The Dogs of North Korea

December 18, 2017 at 5:15 am Leave a comment


The more we learn about North Korea, the more sickening the regime there looks.  Recently, U.N. Ambassador Nikki Haley held a meeting on human rights in North Korea, which featured Ji Hyeon-A, a woman who escaped from North Korea to South Korea in 2007.  Fox News reported on her remarks:

“Pregnant women were forced into harsh labor all day,” she said. “At night, we heard pregnant mothers screaming and babies died without ever being able to see their mothers.”

North Korea does not allow for mixed-race babies, she said. At one detention center, she described how inmates starved to death. Their dead bodies, she said, were given to the guard dogs for food.

This is horrifying.  But it is also tragically common in this isolated nation.  So, how are we to respond?
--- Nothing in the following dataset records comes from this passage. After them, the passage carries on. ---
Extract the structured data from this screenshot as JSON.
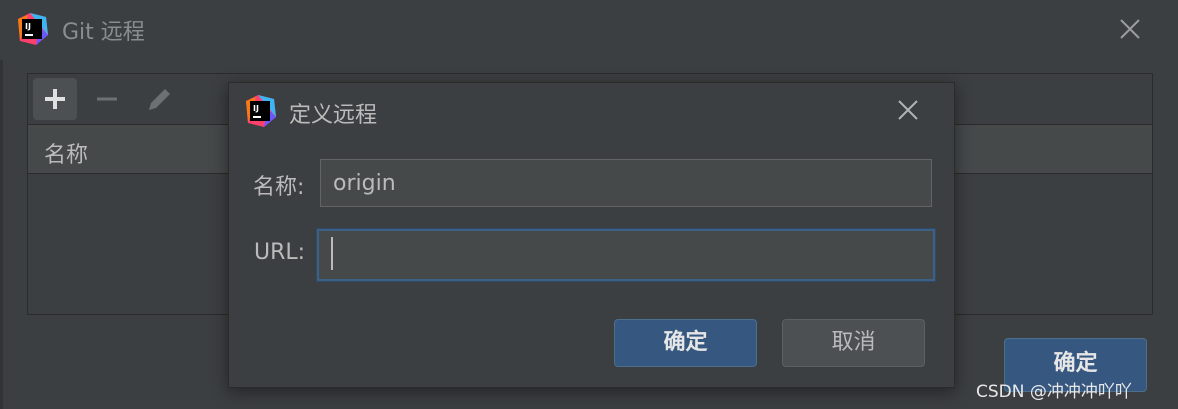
{
  "outer_window": {
    "title": "Git 远程",
    "app_icon": "intellij-idea-icon",
    "close_icon": "close-icon",
    "toolbar": {
      "add_icon": "plus-icon",
      "remove_icon": "minus-icon",
      "edit_icon": "pencil-icon"
    },
    "table": {
      "columns": [
        "名称"
      ]
    },
    "ok_label": "确定"
  },
  "dialog": {
    "title": "定义远程",
    "app_icon": "intellij-idea-icon",
    "close_icon": "close-icon",
    "name_label": "名称:",
    "name_value": "origin",
    "url_label": "URL:",
    "url_value": "",
    "ok_label": "确定",
    "cancel_label": "取消"
  },
  "watermark": "CSDN @冲冲冲吖吖",
  "colors": {
    "background": "#3c3f41",
    "accent_button": "#365880",
    "focus_border": "#3d6185"
  }
}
First, we should pray for the protection of the citizens of North Korea.  Living under the nation’s current dictator, Kim Jong-un, or its prior dictator, Kim Jong-il, as did Ji Hyeon-A, has to be terrifying emotionally, psychologically, spiritually, and physically.  Just this past week it was reported that North Korea’s top military official, Hwang Pyong-so, second only to Kim Jong-il himself, is suspected dead after falling out of favor with the supreme leader.  In North Korea, there is no reasonable assurance of life.  Thus, prayers for the thousands whose lives are in danger every day are in order.  In Psalm 22, the Psalmist prays:

But You, LORD, do not be far from me. You are my strength; come quickly to help me. Deliver me from the sword, my precious life from the power of the dogs.  (Psalm 22:19-20)
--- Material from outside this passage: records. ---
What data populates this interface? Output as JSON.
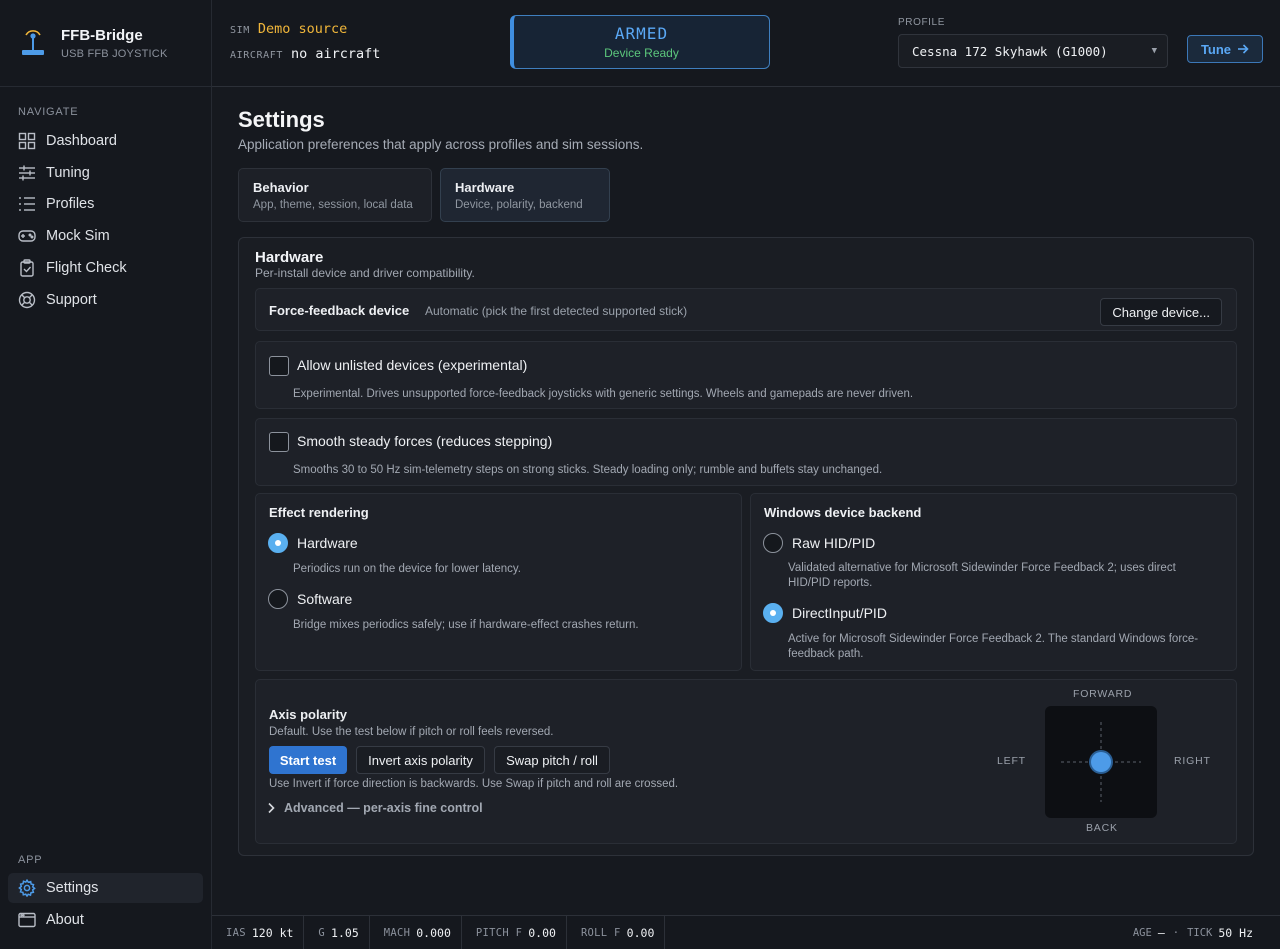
{
  "brand": {
    "name": "FFB-Bridge",
    "subtitle": "USB FFB JOYSTICK"
  },
  "sidebar": {
    "nav_heading": "NAVIGATE",
    "nav_items": [
      {
        "label": "Dashboard",
        "icon": "dashboard-icon"
      },
      {
        "label": "Tuning",
        "icon": "sliders-icon"
      },
      {
        "label": "Profiles",
        "icon": "list-icon"
      },
      {
        "label": "Mock Sim",
        "icon": "gamepad-icon"
      },
      {
        "label": "Flight Check",
        "icon": "clipboard-check-icon"
      },
      {
        "label": "Support",
        "icon": "lifebuoy-icon"
      }
    ],
    "app_heading": "APP",
    "app_items": [
      {
        "label": "Settings",
        "icon": "gear-icon",
        "active": true
      },
      {
        "label": "About",
        "icon": "window-icon",
        "active": false
      }
    ]
  },
  "topbar": {
    "sim_label": "SIM",
    "sim_value": "Demo source",
    "aircraft_label": "AIRCRAFT",
    "aircraft_value": "no aircraft",
    "status_title": "ARMED",
    "status_sub": "Device Ready",
    "profile_label": "PROFILE",
    "profile_value": "Cessna 172 Skyhawk (G1000)",
    "tune_label": "Tune"
  },
  "main": {
    "title": "Settings",
    "subtitle": "Application preferences that apply across profiles and sim sessions.",
    "tabs": [
      {
        "title": "Behavior",
        "desc": "App, theme, session, local data",
        "active": false
      },
      {
        "title": "Hardware",
        "desc": "Device, polarity, backend",
        "active": true
      }
    ],
    "hardware": {
      "title": "Hardware",
      "subtitle": "Per-install device and driver compatibility.",
      "device_label": "Force-feedback device",
      "device_value": "Automatic (pick the first detected supported stick)",
      "change_device": "Change device...",
      "allow_unlisted_label": "Allow unlisted devices (experimental)",
      "allow_unlisted_desc": "Experimental. Drives unsupported force-feedback joysticks with generic settings. Wheels and gamepads are never driven.",
      "allow_unlisted_checked": false,
      "smooth_label": "Smooth steady forces (reduces stepping)",
      "smooth_desc": "Smooths 30 to 50 Hz sim-telemetry steps on strong sticks. Steady loading only; rumble and buffets stay unchanged.",
      "smooth_checked": false,
      "effect_rendering": {
        "title": "Effect rendering",
        "options": [
          {
            "label": "Hardware",
            "desc": "Periodics run on the device for lower latency.",
            "selected": true
          },
          {
            "label": "Software",
            "desc": "Bridge mixes periodics safely; use if hardware-effect crashes return.",
            "selected": false
          }
        ]
      },
      "backend": {
        "title": "Windows device backend",
        "options": [
          {
            "label": "Raw HID/PID",
            "desc": "Validated alternative for Microsoft Sidewinder Force Feedback 2; uses direct HID/PID reports.",
            "selected": false
          },
          {
            "label": "DirectInput/PID",
            "desc": "Active for Microsoft Sidewinder Force Feedback 2. The standard Windows force-feedback path.",
            "selected": true
          }
        ]
      },
      "axis": {
        "title": "Axis polarity",
        "subtitle": "Default. Use the test below if pitch or roll feels reversed.",
        "start_test": "Start test",
        "invert": "Invert axis polarity",
        "swap": "Swap pitch / roll",
        "hint": "Use Invert if force direction is backwards. Use Swap if pitch and roll are crossed.",
        "advanced": "Advanced — per-axis fine control",
        "forward": "FORWARD",
        "back": "BACK",
        "left": "LEFT",
        "right": "RIGHT"
      }
    }
  },
  "statusbar": {
    "items": [
      {
        "k": "IAS",
        "v": "120 kt"
      },
      {
        "k": "G",
        "v": "1.05"
      },
      {
        "k": "MACH",
        "v": "0.000"
      },
      {
        "k": "PITCH F",
        "v": "0.00"
      },
      {
        "k": "ROLL F",
        "v": "0.00"
      }
    ],
    "age_label": "AGE",
    "age_value": "—",
    "sep": "·",
    "tick_label": "TICK",
    "tick_value": "50 Hz"
  },
  "colors": {
    "accent": "#4d9be8",
    "armed": "#5aa8f5",
    "ready": "#5cc77c",
    "sim": "#f0b63a",
    "primary_button": "#2f74d0"
  }
}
The Psalmist’s prayer echoes an all-too-literal North Korean fear.  For those who face the grisly specter of being fed to dogs, we must pray.  For those who are oppressed or threatened in any way in North Korea, we must pray.

But we must go further.  Our prayers must include not only petitions for protection, but cries for justice.  The evil of the North Korean regime must be stopped.

When John has a vision of heaven in Revelation, he sees both those saved by God’s grace and those condemned by God’s judgment.  He explains the scene thusly:

Blessed are those who wash their robes, that they may have the right to the tree of life and may go through the gates into the city. Outside are the dogs, those who practice magic arts, the sexually immoral, the murderers, the idolaters and everyone who loves and practices falsehood.  (Revelation 22:14-15)

John offers a laundry list of those who will be “outside” salvation on the Last Day.  But what is most interesting about this list is who heads it: “the dogs.”  Considering dogs are such a ubiquitous part of American families that they have garnered the moniker of “man’s best friend,” the idea that dogs would be excluded from God’s kingdom may puzzle us.  But in the ancient world, dogs were considered to be not pets, but dangerous, disease-ridden scavengers.  They were reviled.  In his vision, then, John sees dogs as symbols of all that is evil.

Those who feed people who have died to literal dogs can only be called dogs themselves, in the biblical sense.  Yet, we have the assurance that, one day, these dogs will find themselves on the “outside,” just like John foresees – whether this means they lose power in this age, or in the age to come.

In Psalm 22, shortly before the Psalmist prays that God would deliver him from the dogs, he declares:

Dogs surround me, a pack of villains encircles me; they pierce my hands and my feet. (Psalm 22:16)

This psalm, it turns out, is not only a prayer for deliverance, but a prophecy of things to come – a prophecy of One who, just like in the psalm, would be surrounded by His enemies and pierced for them (Psalm 22:16; Luke 24:39), a prophecy of One who, just like in the psalm, would die humiliated as His enemies divided His clothes and cast lots for them (Psalm 22:18; Matthew 27:35), and a prophecy of one who, just like in the psalm, would cry out in despair, “My God, My God, why have You forsaken Me” (Psalm 22:1; Matthew 27:46)?

Jesus, just like the North Koreans, knew the horror of being surrounded by dogs while in the throes of death.  Jesus, just like the North Koreans, experienced the most diabolical evils humans could perpetrate.  But Jesus, while suffering death at the hands of evil, was not overcome by it.  The dogs that surrounded Him were defeated when His tomb turned up empty.  And the dogs that surround many in North Korea will be defeated when our tombs turn up empty too.

The dogs may maul.  But Jesus’ resurrection is the promise of their defeat, and it is offered to all.